TR was his father’s son, and retained an interest in philanthropy. He wrote, “Do what you can, with what you have, where you are”, and his writings contain an essay on “Civic Helpfulness”. When he won the Nobel Prize, he gave the prize money to charity. And he believed that true charity was that charity for which a person did not take public credit. Yet no article, essay, quotation, or even public action reveals more than this letter about the deep and extraordinary sense of responsibility TR carried with him for former colleagues he respected who had sacrificed for what he believed in, or the families of those whose ventures out West had cost them their lives.
Autograph letter signed, on his United States Civil Service commission letterhead, Washington, July 12, 1889, to Clark, exhibiting this in the most direct manner. “I am glad to send you the enclosed $20 for the Welch fund; but I am genuinely sorry not to make it more.

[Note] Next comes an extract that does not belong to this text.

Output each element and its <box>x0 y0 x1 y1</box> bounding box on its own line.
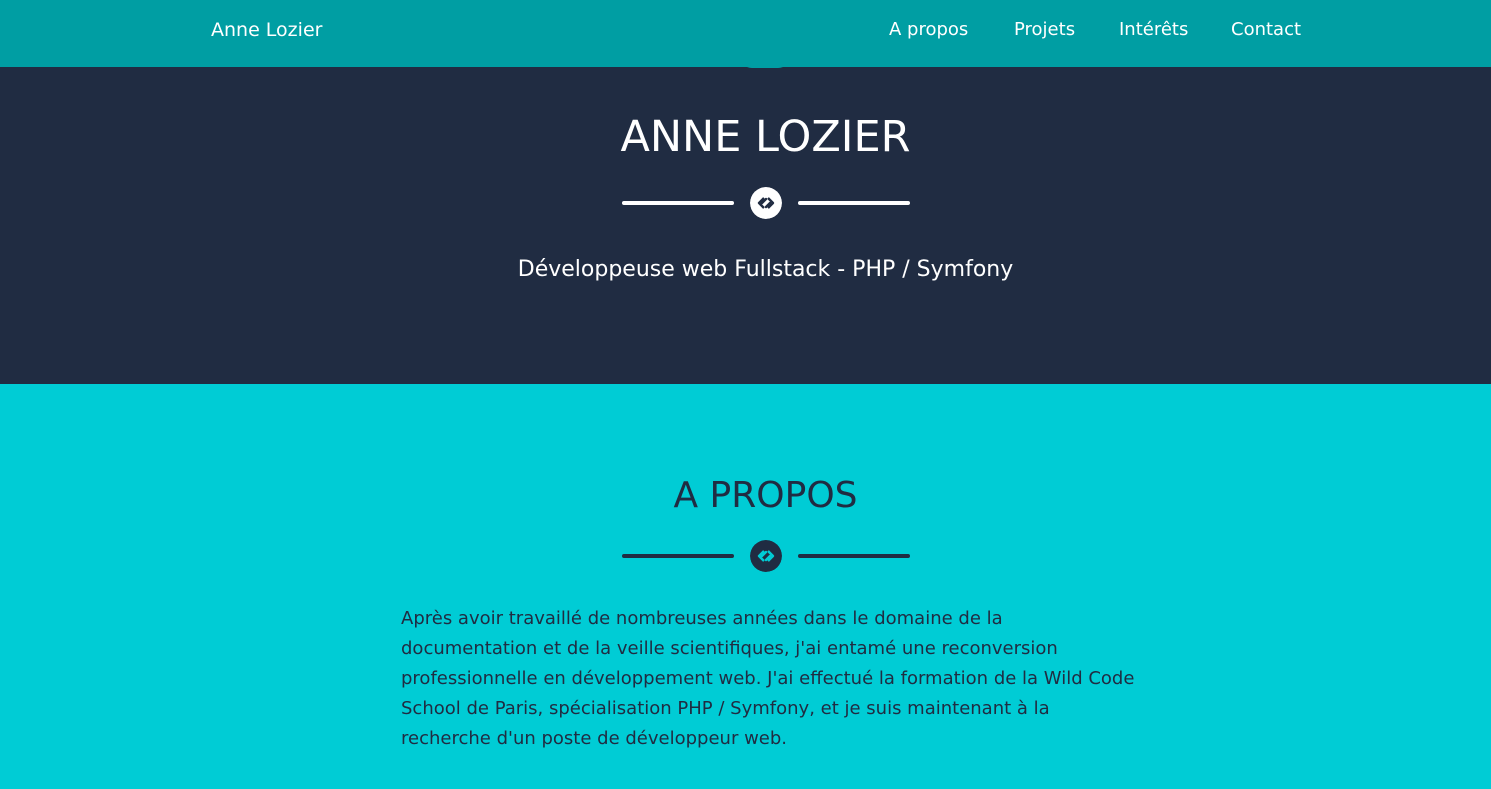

I have hesitated about sending anything because I fear that if I sent only the small sum I could afford, it might discourage other subscriptions for a larger amount. I am one of those who are reputed to be rich and am not; and I have a very exceptionally large number of people who think they have a claim on me, and who indeed have – from the children of poor devils who were with me in the Legislature and acted honestly and were knocked out in consequence, to the widows of the no less unlucky men who started ranching in the West when I did, to fail in winning a fortune and finally succumbed to hardship and exposure.”
This letter is unpublished, and its content is revealed here for the first time. We were not previously aware that TR had been privately and quietly helping to support these colleagues and their families, showing a sense of responsibility that can only be considered extraordinary.